Final Exam: Performance Review
- Due Aug 14, 2020 by 11:59pm
- Points 40
- Submitting a website url or a file upload
- Available Aug 9, 2020 at 12am - Aug 14, 2020 at 11:59pm
Goals
- Analyze the rhetorical situation and determine the appropriate audience or users of written communication, considering the needs of global audiences and people with disabilities. [CLO 1]
- Conduct research appropriate to workplace problem solving, such as literature review, evaluation of online resources, interview, and site inspection. [CLO 2]
- Interpret research findings with understanding of ethical and human implications. [CLO 3]
- Use conventions of various workplace genres, such as proposals, instructions, correspondence, reports, and slide decks, with understanding of how the genre conventions can be used as heuristics and as principles of arrangement. [CLO 4]
- Apply principles of effective visual design for print and electronic presentation, including hierarchical, chronological, and spatial arrangements. [CLO 6]
- Identify and apply the principles of effective style in the composing of usable, reader-centered written communications. [CLO 7]
The Task
This exam is optional. If you are happy with your current course grade, you need not submit a final.
Note: there is no grace period for the exam. If you do not submit your exam by 11:59 PM on Friday, August 14, you will earn zero points for the activity.

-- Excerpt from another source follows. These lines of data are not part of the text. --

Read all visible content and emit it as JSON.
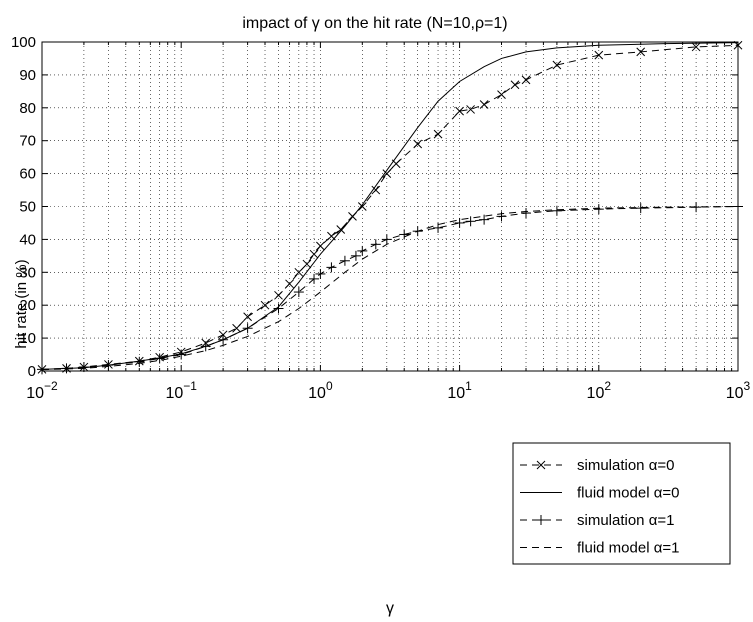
{
  "chart_data": {
    "type": "line",
    "title": "impact of γ on the hit rate (N=10,ρ=1)",
    "xlabel": "γ",
    "ylabel": "hit rate (in %)",
    "xscale": "log",
    "xlim": [
      0.01,
      1000
    ],
    "ylim": [
      0,
      100
    ],
    "grid": "on (major and minor, dotted)",
    "legend_position": "bottom-right",
    "x_tick_labels": [
      {
        "base": "10",
        "exp": "−2"
      },
      {
        "base": "10",
        "exp": "−1"
      },
      {
        "base": "10",
        "exp": "0"
      },
      {
        "base": "10",
        "exp": "1"
      },
      {
        "base": "10",
        "exp": "2"
      },
      {
        "base": "10",
        "exp": "3"
      }
    ],
    "y_tick_labels": [
      "0",
      "10",
      "20",
      "30",
      "40",
      "50",
      "60",
      "70",
      "80",
      "90",
      "100"
    ],
    "series": [
      {
        "name": "simulation α=0",
        "line": "dashed",
        "marker": "x",
        "color": "#000000",
        "x": [
          0.01,
          0.015,
          0.02,
          0.03,
          0.05,
          0.07,
          0.1,
          0.15,
          0.2,
          0.25,
          0.3,
          0.4,
          0.5,
          0.6,
          0.7,
          0.8,
          0.9,
          1.0,
          1.2,
          1.4,
          1.7,
          2.0,
          2.5,
          3.0,
          3.5,
          5.0,
          7.0,
          10.0,
          12.0,
          15.0,
          20.0,
          25.0,
          30.0,
          50.0,
          100.0,
          200.0,
          500.0,
          1000.0
        ],
        "y": [
          0.5,
          0.8,
          1.2,
          2.0,
          3.0,
          4.2,
          5.8,
          8.5,
          11.0,
          13.0,
          16.5,
          20.0,
          23.0,
          26.5,
          30.0,
          32.5,
          35.5,
          38.0,
          41.0,
          43.0,
          47.0,
          50.0,
          55.0,
          60.0,
          63.0,
          69.0,
          72.0,
          79.0,
          79.5,
          81.0,
          84.0,
          87.0,
          88.5,
          93.0,
          96.0,
          97.0,
          98.5,
          99.0
        ]
      },
      {
        "name": "fluid model α=0",
        "line": "solid",
        "marker": "none",
        "color": "#000000",
        "x": [
          0.01,
          0.02,
          0.03,
          0.05,
          0.07,
          0.1,
          0.15,
          0.2,
          0.3,
          0.5,
          0.7,
          1.0,
          1.5,
          2.0,
          3.0,
          5.0,
          7.0,
          10.0,
          15.0,
          20.0,
          30.0,
          50.0,
          100.0,
          300.0,
          1000.0
        ],
        "y": [
          0.5,
          1.0,
          1.8,
          3.0,
          4.0,
          5.2,
          7.5,
          9.5,
          13.0,
          19.5,
          27.0,
          35.5,
          44.0,
          50.5,
          61.0,
          74.0,
          82.0,
          88.0,
          92.5,
          95.0,
          97.0,
          98.2,
          99.0,
          99.5,
          99.8
        ]
      },
      {
        "name": "simulation α=1",
        "line": "dashed",
        "marker": "+",
        "color": "#000000",
        "x": [
          0.01,
          0.015,
          0.02,
          0.03,
          0.05,
          0.07,
          0.1,
          0.15,
          0.2,
          0.3,
          0.5,
          0.7,
          0.9,
          1.0,
          1.2,
          1.5,
          1.8,
          2.0,
          2.5,
          3.0,
          4.0,
          5.0,
          7.0,
          10.0,
          12.0,
          15.0,
          20.0,
          30.0,
          50.0,
          100.0,
          200.0,
          500.0,
          1000.0
        ],
        "y": [
          0.5,
          0.8,
          1.2,
          1.8,
          2.8,
          3.8,
          5.0,
          7.5,
          9.5,
          13.0,
          19.0,
          24.0,
          28.0,
          29.5,
          31.5,
          33.5,
          35.0,
          36.5,
          38.5,
          40.0,
          41.5,
          42.5,
          43.5,
          45.0,
          45.5,
          46.0,
          47.0,
          48.0,
          48.7,
          49.2,
          49.5,
          49.8,
          50.0
        ]
      },
      {
        "name": "fluid model α=1",
        "line": "dashed",
        "marker": "none",
        "color": "#000000",
        "x": [
          0.01,
          0.02,
          0.03,
          0.05,
          0.07,
          0.1,
          0.15,
          0.2,
          0.3,
          0.5,
          0.7,
          1.0,
          1.5,
          2.0,
          3.0,
          5.0,
          7.0,
          10.0,
          20.0,
          30.0,
          50.0,
          100.0,
          300.0,
          1000.0
        ],
        "y": [
          0.4,
          0.8,
          1.4,
          2.3,
          3.2,
          4.5,
          6.2,
          7.8,
          10.5,
          15.0,
          19.0,
          24.0,
          30.0,
          34.0,
          38.5,
          42.5,
          44.5,
          46.0,
          47.8,
          48.5,
          49.0,
          49.5,
          49.8,
          50.0
        ]
      }
    ]
  }
}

For your final exam, write a performance review that evaluates your work in the course and proposes the grade you should receive on the final, using information from your Weekly Work Log (in OneNote) to support your recommendation. In the workplace, this report would be similar to a annual self-evaluation.
Step 1: Familiarize yourself with the characteristics and features of performance reviews.
Chapter 8, “Communicating Persuasively,” has strategies that can help you with your exam. The following articles also offer advice on writing self-evaluations:
- Guidelines for Writing Your Employee Self-Assessment Links to an external site. from UC-Santa Barbara Human Resources
- Evaluation Resource Central: Peter Elbow Links to an external site. from Evergreen State College
- What is a Self-Assessment? Links to an external site.from the Ohio National Guard
- Tracking Performance Accomplishments and Writing Self‐Assessments Links to an external site. from the USDA
Step 2: Review your work in the course and gather your data.
You need to collect the data on your work in the class. You should find much of what you need in your Weekly Work Log. Consider these questions:
- What have you done to work consistently during the entire term?
- Which document demonstrates your highest quality work? Why?
- What demonstrates that you invested your best effort in the course?
- How have you supported members of the course in your Feedback Posts in Piazza?
- What (if anything) did you do to go beyond the basic requirements of the course?
Gather the relevant evidence (e.g., links to examples, quotations or other evidence from your work).
Step 3: Compare your findings to the course expectations.
Once you have gathered your findings about your work in the course, compare them to the expectations for the kinds of work in the course
Links to an external site., and conclude how well you did:
- Reading
- Writing
- Giving, Discussing, and Responding to Feedback
- Tracking and Reflecting
Be sure that you consider your work in the entire course, and if relevant, be honest about where you fell short. You can use tables and charts as appropriate to present your evidence.
Step 4: Pay attention to the expectations for the final exam.
To meet the requirements of the final exam assignment, your performance review should include the following sections and information:
- details on your overall work in the course.
- a comparison of your accomplishments to the course expectations for labor in the course
- a conclusion of the grade you should receive for the course.
Your performance review should be specific and detailed, since I will go by the information in your report as I determine your final exam grade. If you do not provide adequate, specific details, your grade will be lower.
Step 5: Compose your final exam.
Once you have gathered all of your information and drawn conclusions about your performance in the course, write your review in your word processor. Explain your findings, present your evidence, and include an indication of how your work in the course compares to the expectations. Your report should be professional, and avoid any whining, begging, or the like.
Use what you know about layout and design to create a report that is clear and easy to read. If it’s also fun and interesting, that’s great too.
Be sure that you specifically state how many points the final exam should add to your course grade (maximum: 40 points). Explain how you arrived at the number.
Step 6. Review your exam for design and basic writing errors.
Everything you write should use accurate image editing, grammar, spelling, punctuation, mechanics, linking, and formatting.
Step 7: Submit your project in Canvas.
Upload your completed final in Canvas by 11:59 PM on Friday, August 14. There is no grace period for the exam.
Grading Process
I will read your final, looking for evidence that supports your argument for a specific number of additional points.
If necessary, I will adjust the number to better represent your work in the course. In such cases, I will add a comment the explains my decision.